Harlem, 125th Street con Lexington Avenue, esterno notte. L’ambientazione è sempre la stessa: il marciapiede buio illuminato dalla luce che arriva dalle vetrine e dalle insegne dei negozi, le automobili e gli autobus che passano, ogni tanto qualche sirena e lampeggiante di ambulanze o polizia. Anche le facce sono sempre quelle: tossici, senzatetto, uomini e donne ai margini di un quartiere di New York dove la gentrificazione ha esasperato in maniera esponenziale la distanza tra integrati e outsider.
Per tre anni il giovane e bravissimo street photographer e regista Khalik Allah (nato a Long Island nel 1985, madre giamaicana, padre iraniano) ha fatto di quell’incrocio di strade il suo territorio di ricerca artistica e spirituale. Con foto a colori scattate rigorosamente di notte, ha ritratto la strana e potente popolazione che abita il marciapiede appena fuori dalla fermata della metropolitana. “La tecnica viene dopo, prima vengono i soggetti, le persone che fotografi”, mi dice al telefono, spiegando l’importanza che il contatto visivo ha nel suo lavoro. “Funziona più uno scambio di sguardi della domanda: posso fotografarti? Poi mentre fotografo, chiacchiero, mi faccio raccontare le loro vite, parlo del mio lavoro. Il contatto visivo è solo un inizio”.

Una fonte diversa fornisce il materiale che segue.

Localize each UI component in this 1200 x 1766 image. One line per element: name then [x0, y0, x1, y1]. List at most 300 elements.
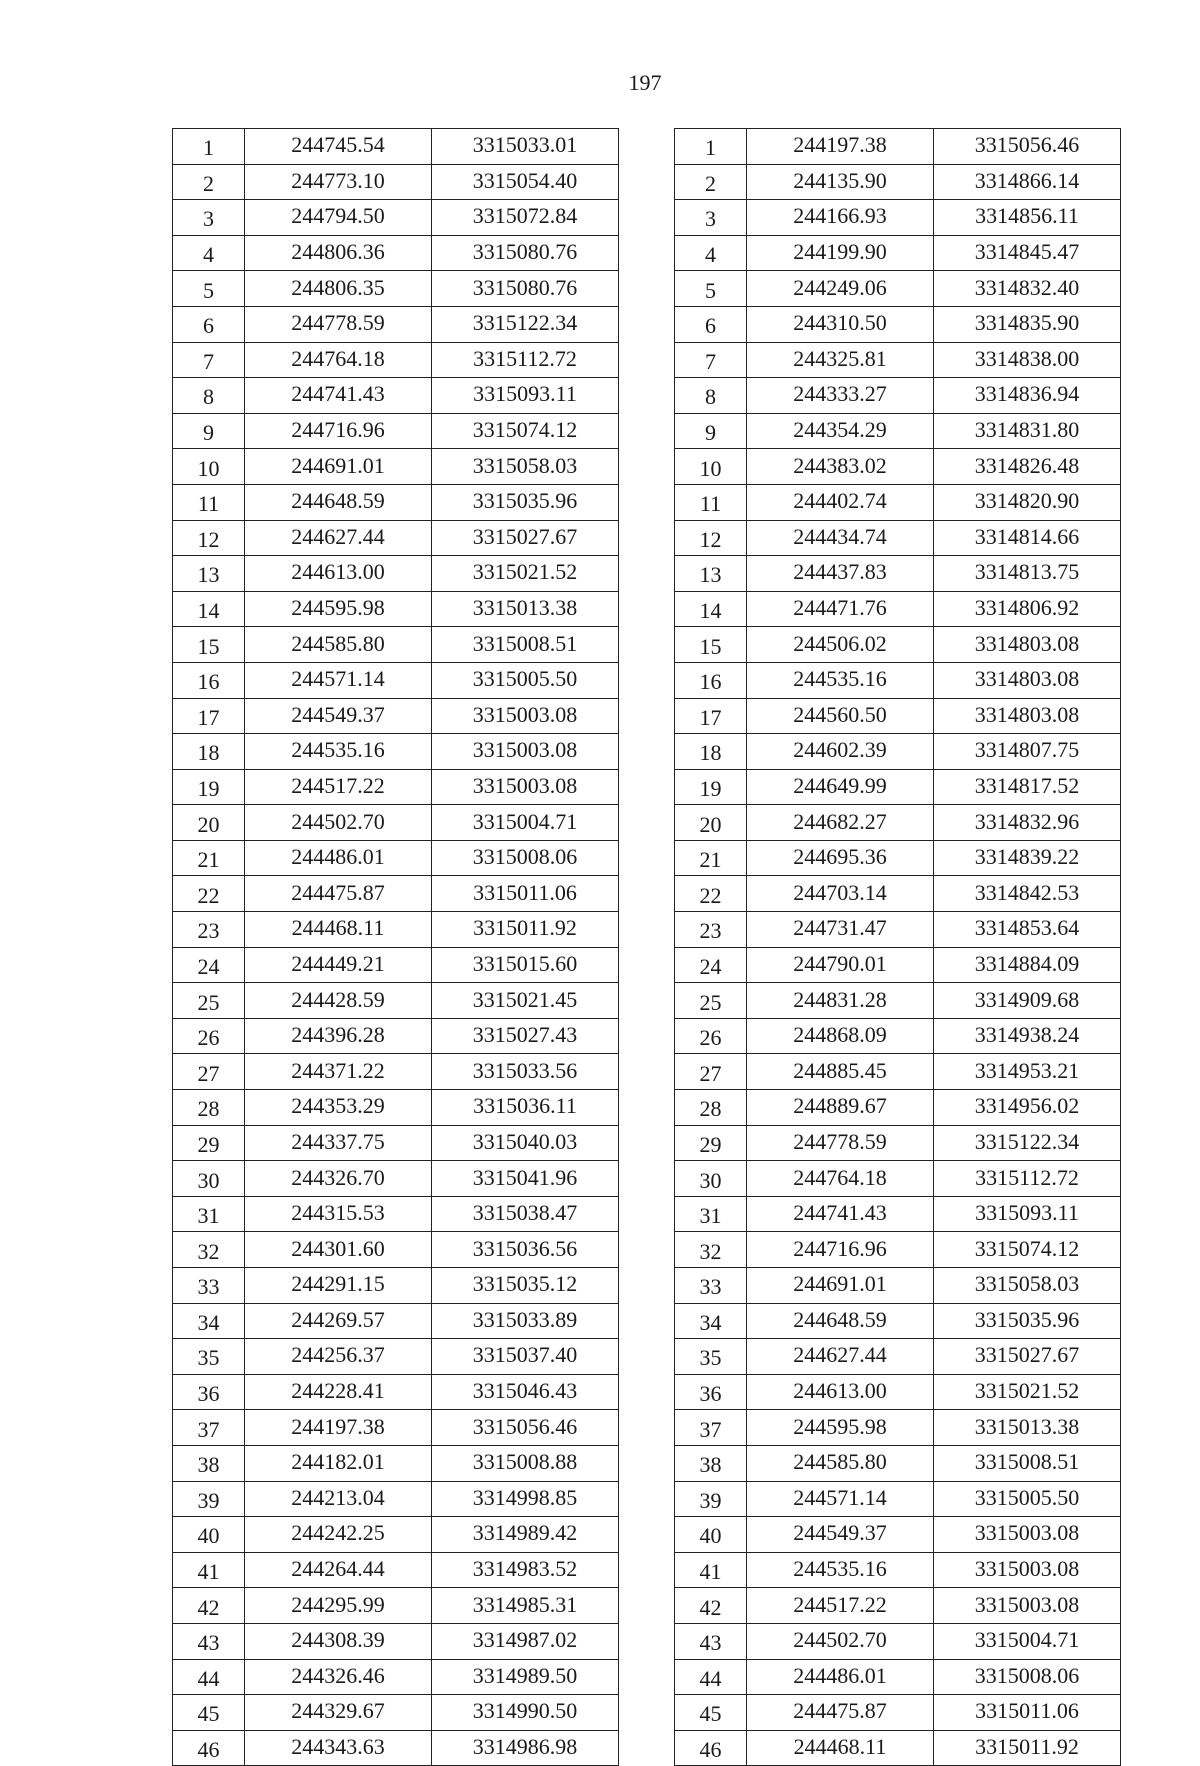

Il suo lavoro, quello di fotografo, lo ha imparato da autodidatta, sfogliando in biblioteca monografie dedicate ai grandi fotografi: Henri Cartier-Bresson, Robert Frank, Nobuyoshi Araki, Diane Arbus. E applicando alla fotografia le regole imparate da ragazzo dagli insegnamenti della Five-Percent Nation, movimento fondato ad Harlem da Clarence 13X, membro fuoriuscito della Nation of Islam. “Conoscenza, saggezza, comprensione”, mi dice elencando uno dopo l’altro gli elementi della Matematica Suprema dei Five-Percenters.
“Sono tutte cose che ritrovi nella fotografia: conoscere significa cercare, ascoltare e osservare quello che hai intorno; saggezza è sapere come agire e comportarti in ogni situazione in cui ti trovi; comprensione è vedere le cose per quello che sono e non per quello che appaiono, vedere la verità e non l’apparenza. La fotografia è anche questo”.
I suoi ritratti scattati tra la 125th e Lex sono già stati raccolti in un volume (il bel Souls Against the Concrete, uscito lo scorso settembre in America per la University of Texas Press, 50$) e hanno ispirato l’acclamato documentario del 2014 Field Niggas, diretto sempre da Khalik Allah, che deve il titolo al celebre discorso di Malcolm X “Message to the Grass Roots”, in cui tracciava la spaccatura tra gli house negros, o negri da cortile, addetti alla casa del padrone, privilegiati e condiscendenti, e field negros, quelli che stavano nei campi, erano pronti alla rivolta ed erano la maggioranza.
Dopo il volume e il documentario, come terza tappa dell’opera in progress, Khalik Allah inaugura in questi giorni alla Gitterman Gallery di New York (41 East 57th Street) una retrospettiva di foto visitabile fino al 12 maggio. Nel frattempo il suo ultimo film Black Mother, girato in Giamaica – e dedicato sempre agli outsider, ai field niggas giamaicani – verrà presentato in anteprima al True/False Film Festival in Missouri e ad aprile al MoMA e al Lincoln Center di New York per il New Directors/New Films Festival.